I'm a bit of a broken record on this topic, but once again I have to recommend something along the lines of the Teaching By Design method outlined by Wiggins and McTighe in 2005. If you start by figuring out what you want your students to take away from your class, organizing it becomes much easier... and much more idiosyncratic. As your lens changes, so does what is important.

Jonathan Dresner said...

Jonathan, you write "perhaps its best to change your approach before defeat becomes inevitable."

That sounds an awful lot like "if you don't change, you will be defeated."

By the way, the shortest upper-level survey I teach -- the Chinese and Japanese equivalents to your US surveys in focus -- is 300 years. I'm not particularly challenged by adding a decade or two on the end there.

Lendol Calder said...

Deciding what goes in, what gets left out is interesting, sometime excruciating, intellectual work. Your story about updating your survey to include 9/11 and the new world disorder is my story, too, Jonathan. But the problem of content is not the only intellectual problem of the survey, though many history teachers talk like it is. HOW to teach the content we select is the more demanding intellectual problem. If anyone wonders how this could be so, or whether it so, check out the wiggins & mctighe book referenced by hcr. Applying the lessons of backwards design in that approach makes taking oral field exams for the phd seem like a breeze.

pingela said...

I happened to run into my high school history teacher the other day, and he says that my old school has "solved" this problem by eliminating US history before 1900 -- they only teach from 1900 to the present. Which leaves you time to cover modern history in depth, but I don't see how you can even teach that span on its own -- the entire first half of the 20th century doesn't make any sense if you don't have the context of the industrial revolution and America's rise to dominance and imperialism.
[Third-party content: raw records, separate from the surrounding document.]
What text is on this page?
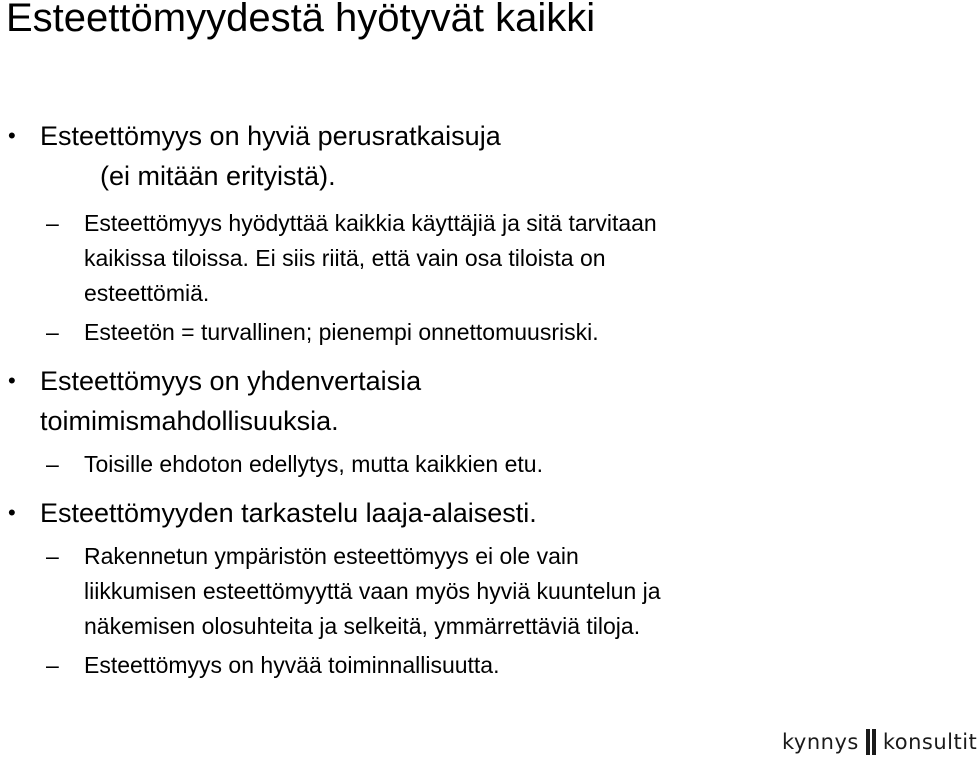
Esteettömyydestä hyötyvät kaikki
• Esteettömyys on hyviä perusratkaisuja
(ei mitään erityistä).
– Esteettömyys hyödyttää kaikkia käyttäjiä ja sitä tarvitaan
kaikissa tiloissa. Ei siis riitä, että vain osa tiloista on
esteettömiä.
– Esteetön = turvallinen; pienempi onnettomuusriski.
• Esteettömyys on yhdenvertaisia
toimimismahdollisuuksia.
– Toisille ehdoton edellytys, mutta kaikkien etu.
• Esteettömyyden tarkastelu laaja-alaisesti.
– Rakennetun ympäristön esteettömyys ei ole vain
liikkumisen esteettömyyttä vaan myös hyviä kuuntelun ja
näkemisen olosuhteita ja selkeitä, ymmärrettäviä tiloja.
– Esteettömyys on hyvää toiminnallisuutta.
kynnys konsultit
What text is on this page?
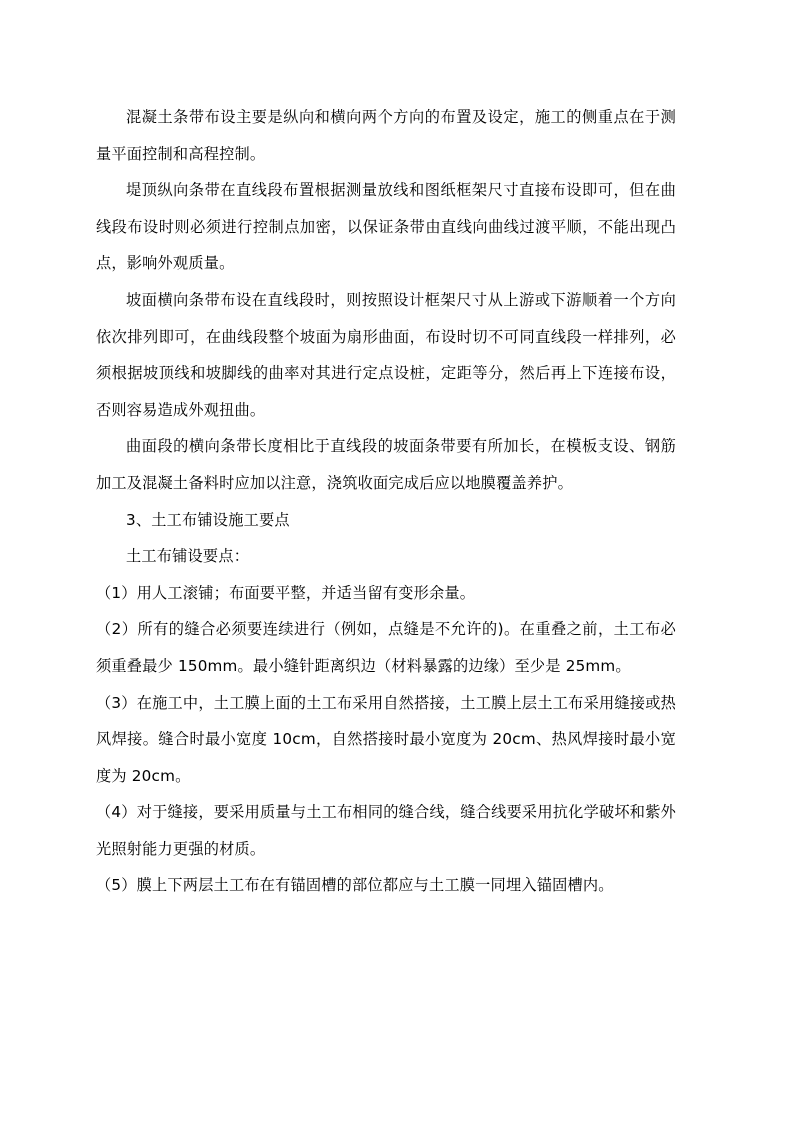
混凝土条带布设主要是纵向和横向两个方向的布置及设定，施工的侧重点在于测量平面控制和高程控制。

堤顶纵向条带在直线段布置根据测量放线和图纸框架尺寸直接布设即可，但在曲线段布设时则必须进行控制点加密，以保证条带由直线向曲线过渡平顺，不能出现凸点，影响外观质量。

坡面横向条带布设在直线段时，则按照设计框架尺寸从上游或下游顺着一个方向依次排列即可，在曲线段整个坡面为扇形曲面，布设时切不可同直线段一样排列，必须根据坡顶线和坡脚线的曲率对其进行定点设桩，定距等分，然后再上下连接布设，否则容易造成外观扭曲。

曲面段的横向条带长度相比于直线段的坡面条带要有所加长，在模板支设、钢筋加工及混凝土备料时应加以注意，浇筑收面完成后应以地膜覆盖养护。

3、土工布铺设施工要点

土工布铺设要点：

（1）用人工滚铺；布面要平整，并适当留有变形余量。

（2）所有的缝合必须要连续进行（例如，点缝是不允许的)。在重叠之前，土工布必须重叠最少 150mm。最小缝针距离织边（材料暴露的边缘）至少是 25mm。

（3）在施工中，土工膜上面的土工布采用自然搭接，土工膜上层土工布采用缝接或热风焊接。缝合时最小宽度 10cm，自然搭接时最小宽度为 20cm、热风焊接时最小宽度为 20cm。

（4）对于缝接，要采用质量与土工布相同的缝合线，缝合线要采用抗化学破坏和紫外光照射能力更强的材质。

（5）膜上下两层土工布在有锚固槽的部位都应与土工膜一同埋入锚固槽内。
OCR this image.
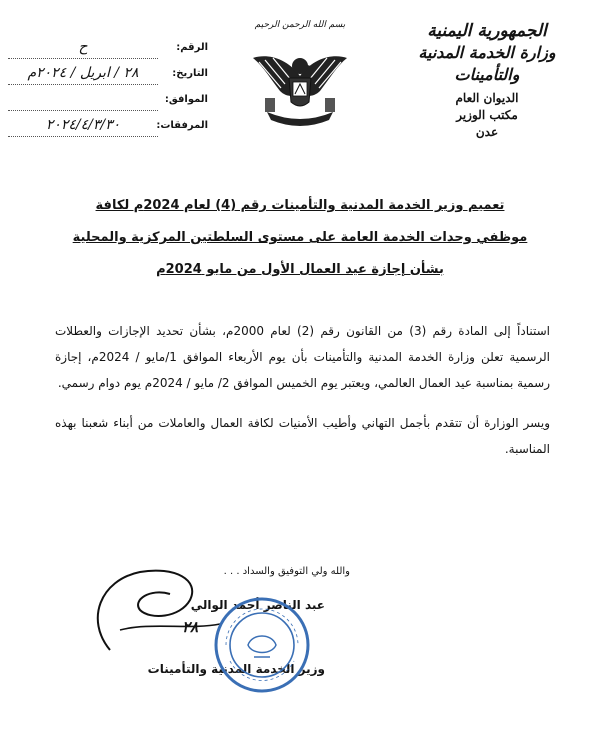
الجمهورية اليمنية
وزارة الخدمة المدنية والتأمينات
الديوان العام
مكتب الوزير
عدن
بسم الله الرحمن الرحيم
الرقم:
ح
التاريخ:
٢٨ / ابريل / ٢٠٢٤م
الموافق:
المرفقات:
٢٠٢٤/٤/٣/٣٠
تعميم وزير الخدمة المدنية والتأمينات رقم (4) لعام 2024م لكافة
موظفي وحدات الخدمة العامة على مستوى السلطتين المركزية والمحلية
بشأن إجازة عيد العمال الأول من مايو 2024م

استناداً إلى المادة رقم (3) من القانون رقم (2) لعام 2000م، بشأن تحديد الإجازات والعطلات الرسمية تعلن وزارة الخدمة المدنية والتأمينات بأن يوم الأربعاء الموافق 1/مايو / 2024م، إجازة رسمية بمناسبة عيد العمال العالمي، ويعتبر يوم الخميس الموافق 2/ مايو / 2024م يوم دوام رسمي.

ويسر الوزارة أن تتقدم بأجمل التهاني وأطيب الأمنيات لكافة العمال والعاملات من أبناء شعبنا بهذه المناسبة.

والله ولي التوفيق والسداد . . .
عبد الناصر أحمد الوالي
٢٨
وزير الخدمة المدنية والتأمينات
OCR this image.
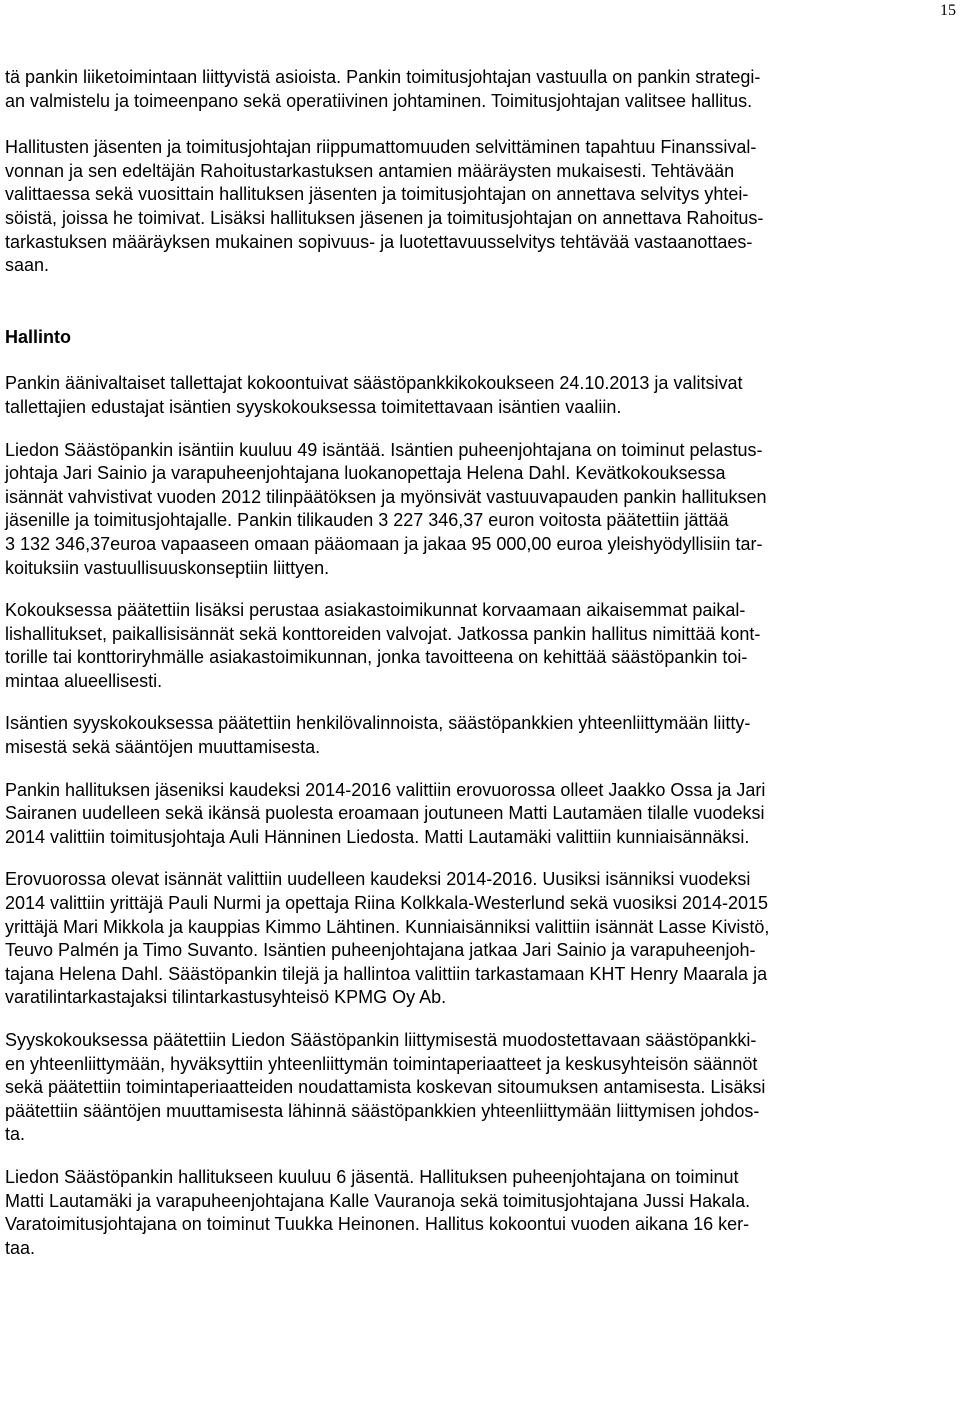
15
tä pankin liiketoimintaan liittyvistä asioista. Pankin toimitusjohtajan vastuulla on pankin strategi-
an valmistelu ja toimeenpano sekä operatiivinen johtaminen. Toimitusjohtajan valitsee hallitus.
Hallitusten jäsenten ja toimitusjohtajan riippumattomuuden selvittäminen tapahtuu Finanssival-
vonnan ja sen edeltäjän Rahoitustarkastuksen antamien määräysten mukaisesti. Tehtävään
valittaessa sekä vuosittain hallituksen jäsenten ja toimitusjohtajan on annettava selvitys yhtei-
söistä, joissa he toimivat. Lisäksi hallituksen jäsenen ja toimitusjohtajan on annettava Rahoitus-
tarkastuksen määräyksen mukainen sopivuus- ja luotettavuusselvitys tehtävää vastaanottaes-
saan.
Hallinto
Pankin äänivaltaiset tallettajat kokoontuivat säästöpankkikokoukseen 24.10.2013 ja valitsivat
tallettajien edustajat isäntien syyskokouksessa toimitettavaan isäntien vaaliin.
Liedon Säästöpankin isäntiin kuuluu 49 isäntää. Isäntien puheenjohtajana on toiminut pelastus-
johtaja Jari Sainio ja varapuheenjohtajana luokanopettaja Helena Dahl. Kevätkokouksessa
isännät vahvistivat vuoden 2012 tilinpäätöksen ja myönsivät vastuuvapauden pankin hallituksen
jäsenille ja toimitusjohtajalle. Pankin tilikauden 3 227 346,37 euron voitosta päätettiin jättää
3 132 346,37euroa vapaaseen omaan pääomaan ja jakaa 95 000,00 euroa yleishyödyllisiin tar-
koituksiin vastuullisuuskonseptiin liittyen.
Kokouksessa päätettiin lisäksi perustaa asiakastoimikunnat korvaamaan aikaisemmat paikal-
lishallitukset, paikallisisännät sekä konttoreiden valvojat. Jatkossa pankin hallitus nimittää kont-
torille tai konttoriryhmälle asiakastoimikunnan, jonka tavoitteena on kehittää säästöpankin toi-
mintaa alueellisesti.
Isäntien syyskokouksessa päätettiin henkilövalinnoista, säästöpankkien yhteenliittymään liitty-
misestä sekä sääntöjen muuttamisesta.
Pankin hallituksen jäseniksi kaudeksi 2014-2016 valittiin erovuorossa olleet Jaakko Ossa ja Jari
Sairanen uudelleen sekä ikänsä puolesta eroamaan joutuneen Matti Lautamäen tilalle vuodeksi
2014 valittiin toimitusjohtaja Auli Hänninen Liedosta. Matti Lautamäki valittiin kunniaisännäksi.
Erovuorossa olevat isännät valittiin uudelleen kaudeksi 2014-2016. Uusiksi isänniksi vuodeksi
2014 valittiin yrittäjä Pauli Nurmi ja opettaja Riina Kolkkala-Westerlund sekä vuosiksi 2014-2015
yrittäjä Mari Mikkola ja kauppias Kimmo Lähtinen. Kunniaisänniksi valittiin isännät Lasse Kivistö,
Teuvo Palmén ja Timo Suvanto. Isäntien puheenjohtajana jatkaa Jari Sainio ja varapuheenjoh-
tajana Helena Dahl. Säästöpankin tilejä ja hallintoa valittiin tarkastamaan KHT Henry Maarala ja
varatilintarkastajaksi tilintarkastusyhteisö KPMG Oy Ab.
Syyskokouksessa päätettiin Liedon Säästöpankin liittymisestä muodostettavaan säästöpankki-
en yhteenliittymään, hyväksyttiin yhteenliittymän toimintaperiaatteet ja keskusyhteisön säännöt
sekä päätettiin toimintaperiaatteiden noudattamista koskevan sitoumuksen antamisesta. Lisäksi
päätettiin sääntöjen muuttamisesta lähinnä säästöpankkien yhteenliittymään liittymisen johdos-
ta.
Liedon Säästöpankin hallitukseen kuuluu 6 jäsentä. Hallituksen puheenjohtajana on toiminut
Matti Lautamäki ja varapuheenjohtajana Kalle Vauranoja sekä toimitusjohtajana Jussi Hakala.
Varatoimitusjohtajana on toiminut Tuukka Heinonen. Hallitus kokoontui vuoden aikana 16 ker-
taa.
I like your solution much better -- to decide which things have to be covered in less depth -- but it's a much more difficult approach. But I applaud you for making that effort. And for recognizing that history has to extend farther as new generations come in. My high school curriculum barely covered Watergate, and had nothing at all about the fall of the Berlin Wall. Which made it really difficult to connect events from the 70s to the modern world, if you were 8 when the Wall fell and remember essentially nothing about it. t

Andrea said...

Thanks for this thoughtful post, and I also appreciate the follow-up discussion. Steven Cromack's idea works well, I think, because it forces higher-level thinking (drawing comparisons and contrasts between events that thus demand a student's facility with the facts at hand), and I agree that the textbook becomes increasingly unimportant to the way that we teach U.S. history, as Jonathan wrote in his follow-up comment.

Anonymous said...

I teach Western Civilization in a small high school, so my challenge is to cover 4,000 years in one school year!

When I started teaching four years ago (second career) I did well to squeeze in one day on the Cold War at the very end of the school year. This spring I realized I'm making the classic mistake that my high school teachers made 30 years ago - I'm not teaching my students about the world into which they will graduate.

This year I'm rearranging some topics so that I can teach my students about post-Cold War Europe. Unfortunately, that means we'll spend less time with the ancient Greeks and Romans. I feel the trade-off is worth it, though, as learning about modern Europe will be much more relevant to my 21st-century students.